L'impact qu'il a eu sur le monde québécois et canadien de la course automobile a été mis en lumière. Des anecdotes tirant les larmes aux yeux, d'autres amusantes, ont été évoquées après la présentation de trois des segments (carrière, témoignages de son frère Jacques puis de Gaétan Giroux) du DVD. Une visite du musée en fait aussi partie.
Touchant
La simplicité du coureur berthelais est un autre aspect qui a été mentionné.
«Gilles a marqué toute une population, en plus du monde de la course. Oui, c'est triste, le décès de Gilles. Mais il s'est passé des choses après. L'héritage de Gilles s'est perpétué», a dit Alain Bellehumeur, directeur général de l'établissement berthelais avant de rappeler des souvenirs de l'époque où il était journaliste, au début des années '80, pour ce qui est maintenant L'Action d'Autray.
L'ouverture avec laquelle le champion berthelais l'a accueilli et a répondu à ses questions sur sa carrière et la F1 ont laissé une trace indélébile dans sa mémoire. Il a enchainé avec la chaleur humaine dont Gilles a fait montre lors d'une activité du comité "Berthier-Villeneuve". Ayant dit à son arrivée qu'il n'accordait que cinq minutes, il a finalement passé plus de deux heures sur place en compagnie de plus d'une centaine de personnes.
«C'est ça, le vrai Gilles Villeneuve», a-t-il dit.
«Gilles nous a donné des lettres de noblesse», a mentionné Bernard Grégoire, maire de Berthierville. Il a parlé de l'impact touristique et du travail qu'effectue le musée (des visiteurs d'une trentaine de pays, chaque année).
«Séville m'a dit, les larmes aux yeux, "J'espère que quelqu'un va lui écrire une chanson"», a déclaré Jean-Pierre Ferland en rappelant que le père de Gilles était son accordeur de piano. Il s'est rendu chez le chanteur de Saint-Norbert une semaine après le décès de Gilles. La chanson "Un gentilhomme et un champion" sert de thème au DVD. M. Ferland en a cédé les droits au musée berthelais.
«J'en ai des frissons.

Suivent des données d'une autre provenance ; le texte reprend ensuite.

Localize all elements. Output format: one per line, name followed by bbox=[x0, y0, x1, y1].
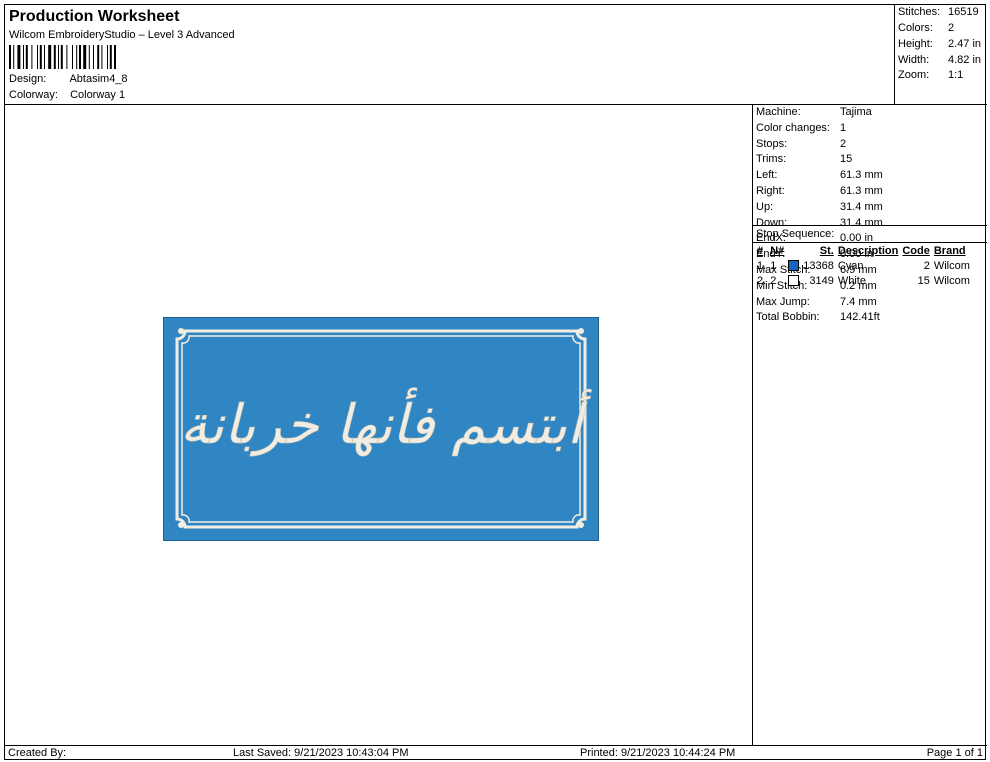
info-value: 61.3 mm bbox=[840, 169, 883, 182]
info-row: Color changes: 1 bbox=[753, 121, 987, 137]
info-label: Left: bbox=[756, 169, 778, 182]
stop-sequence-table: # N# St. Description Code Brand 1. 1 133… bbox=[755, 243, 972, 288]
info-value: 15 bbox=[840, 153, 853, 166]
colorway-row: Colorway: Colorway 1 bbox=[9, 89, 125, 101]
worksheet-frame: Production Worksheet Wilcom EmbroiderySt… bbox=[4, 4, 987, 761]
width-label: Width: bbox=[898, 54, 930, 66]
info-label: Stops: bbox=[756, 137, 788, 150]
swatch-cyan bbox=[788, 260, 800, 272]
row-code: 15 bbox=[917, 274, 930, 287]
col-num: # bbox=[757, 244, 764, 257]
colors-row: Colors: 2 bbox=[898, 22, 954, 34]
info-row: Right: 61.3 mm bbox=[753, 184, 987, 200]
machine-info-panel: Machine: Tajima Color changes: 1 Stops: 2 Trim… bbox=[753, 105, 987, 325]
height-value: 2.47 in bbox=[948, 38, 982, 50]
arabic-design-text: أبتسم فأنها خربانة bbox=[180, 387, 592, 457]
row-desc: White bbox=[837, 274, 866, 287]
info-label: Color changes: bbox=[756, 121, 830, 134]
swatch-white bbox=[788, 275, 800, 287]
stop-sequence-label: Stop Sequence: bbox=[753, 225, 987, 243]
design-preview-canvas: أبتسم فأنها خربانة bbox=[5, 105, 753, 745]
corner-dot bbox=[178, 328, 184, 334]
info-row: Up: 31.4 mm bbox=[753, 200, 987, 216]
color-swatch bbox=[786, 273, 801, 288]
row-st: 3149 bbox=[809, 274, 834, 287]
col-description: Description bbox=[837, 244, 899, 257]
info-label: Trims: bbox=[756, 153, 787, 166]
info-value: 142.41ft bbox=[840, 311, 880, 324]
col-brand: Brand bbox=[933, 244, 966, 257]
design-row: Design: Abtasim4_8 bbox=[9, 73, 128, 85]
info-label: Machine: bbox=[756, 106, 801, 118]
table-header-row: # N# St. Description Code Brand bbox=[755, 243, 972, 258]
stats-panel: Stitches: 16519 Colors: 2 Height: 2.47 in W… bbox=[895, 5, 987, 105]
col-code: Code bbox=[902, 244, 930, 257]
colorway-value: Colorway 1 bbox=[70, 89, 126, 101]
embroidery-design-preview: أبتسم فأنها خربانة bbox=[163, 317, 599, 541]
corner-dot bbox=[578, 328, 584, 334]
last-saved: Last Saved: 9/21/2023 10:43:04 PM bbox=[233, 747, 409, 759]
zoom-row: Zoom: 1:1 bbox=[898, 69, 963, 81]
info-value: 31.4 mm bbox=[840, 200, 883, 213]
corner-dot bbox=[178, 522, 184, 528]
stitches-value: 16519 bbox=[948, 6, 979, 18]
info-row: Left: 61.3 mm bbox=[753, 168, 987, 184]
table-row: 1. 1 13368 Cyan 2 Wilcom bbox=[755, 258, 972, 273]
info-value: 2 bbox=[840, 137, 847, 150]
info-row: Machine: Tajima bbox=[753, 105, 987, 121]
info-label: Up: bbox=[756, 200, 774, 213]
info-label: Max Jump: bbox=[756, 295, 810, 308]
info-value: Tajima bbox=[840, 106, 872, 118]
worksheet-header: Production Worksheet Wilcom EmbroiderySt… bbox=[5, 5, 895, 105]
table-row: 2. 2 3149 White 15 Wilcom bbox=[755, 273, 972, 288]
color-swatch bbox=[786, 258, 801, 273]
info-value: 7.4 mm bbox=[840, 295, 877, 308]
barcode-image bbox=[9, 45, 116, 69]
row-code: 2 bbox=[923, 259, 930, 272]
page-number: Page 1 of 1 bbox=[926, 747, 983, 759]
row-n: 1 bbox=[770, 259, 777, 272]
row-num: 1. bbox=[757, 259, 767, 272]
col-st: St. bbox=[819, 244, 834, 257]
width-value: 4.82 in bbox=[948, 54, 982, 66]
height-label: Height: bbox=[898, 38, 933, 50]
page-title: Production Worksheet bbox=[9, 8, 180, 25]
row-n: 2 bbox=[770, 274, 777, 287]
row-brand: Wilcom bbox=[933, 259, 970, 272]
row-st: 13368 bbox=[803, 259, 834, 272]
info-row: Total Bobbin: 142.41ft bbox=[753, 310, 987, 326]
zoom-value: 1:1 bbox=[948, 69, 964, 81]
software-subtitle: Wilcom EmbroideryStudio – Level 3 Advanc… bbox=[9, 29, 235, 41]
info-row: Stops: 2 bbox=[753, 137, 987, 153]
row-num: 2. bbox=[757, 274, 767, 287]
colors-value: 2 bbox=[948, 22, 955, 34]
col-swatch bbox=[786, 243, 801, 258]
colors-label: Colors: bbox=[898, 22, 933, 34]
width-row: Width: 4.82 in bbox=[898, 54, 981, 66]
height-row: Height: 2.47 in bbox=[898, 38, 981, 50]
colorway-label: Colorway: bbox=[9, 89, 58, 101]
col-n: N# bbox=[770, 244, 785, 257]
design-value: Abtasim4_8 bbox=[69, 73, 128, 85]
stitches-row: Stitches: 16519 bbox=[898, 6, 979, 18]
zoom-label: Zoom: bbox=[898, 69, 930, 81]
corner-dot bbox=[578, 522, 584, 528]
row-desc: Cyan bbox=[837, 259, 864, 272]
info-value: 1 bbox=[840, 121, 847, 134]
info-label: Total Bobbin: bbox=[756, 311, 820, 324]
info-row: Max Jump: 7.4 mm bbox=[753, 295, 987, 311]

J'ai Gilles dans la tête à la journée longue. J'ai réagi six mois après le décès de Gilles. J'ai braillé une journée de temps. Je pense tout le temps à Gilles. J'ai perdu mon plus grand chum», a dit Jacques Villeneuve. Il a terminé ses propos des trémolos dans la voix.
Gaétan Giroux n'a pu s'adresser aux gens. Les émotions étaient trop fortes.
«Le Grand Prix du Canada ne serait pas à Montréal si Gilles Villeneuve n'avait pas couru en F1», a affirmé François Dumontier (président du Grand Prix du Canada). Il avait 15 ans lors du décès du Berthelais. L'ampleur de l'impact des funérailles l'a marqué. C'est à compter de ce moment que s'est développé sa passion pour le sport automobile.
Sans vouloir en révélé la teneur, il a précisé qu'une cérémonie spéciale aura lieu lors du prochain Grand Prix du Canada pour commémorer le 30e anniversaire du décès de Gilles Villeneuve.
Alain Bellehumeur a terminé la rencontre en évoquant que quelque chose de spécial se prépare pour les prochains mois en Italie pour souligner le lien de Gilles avec les Italiens.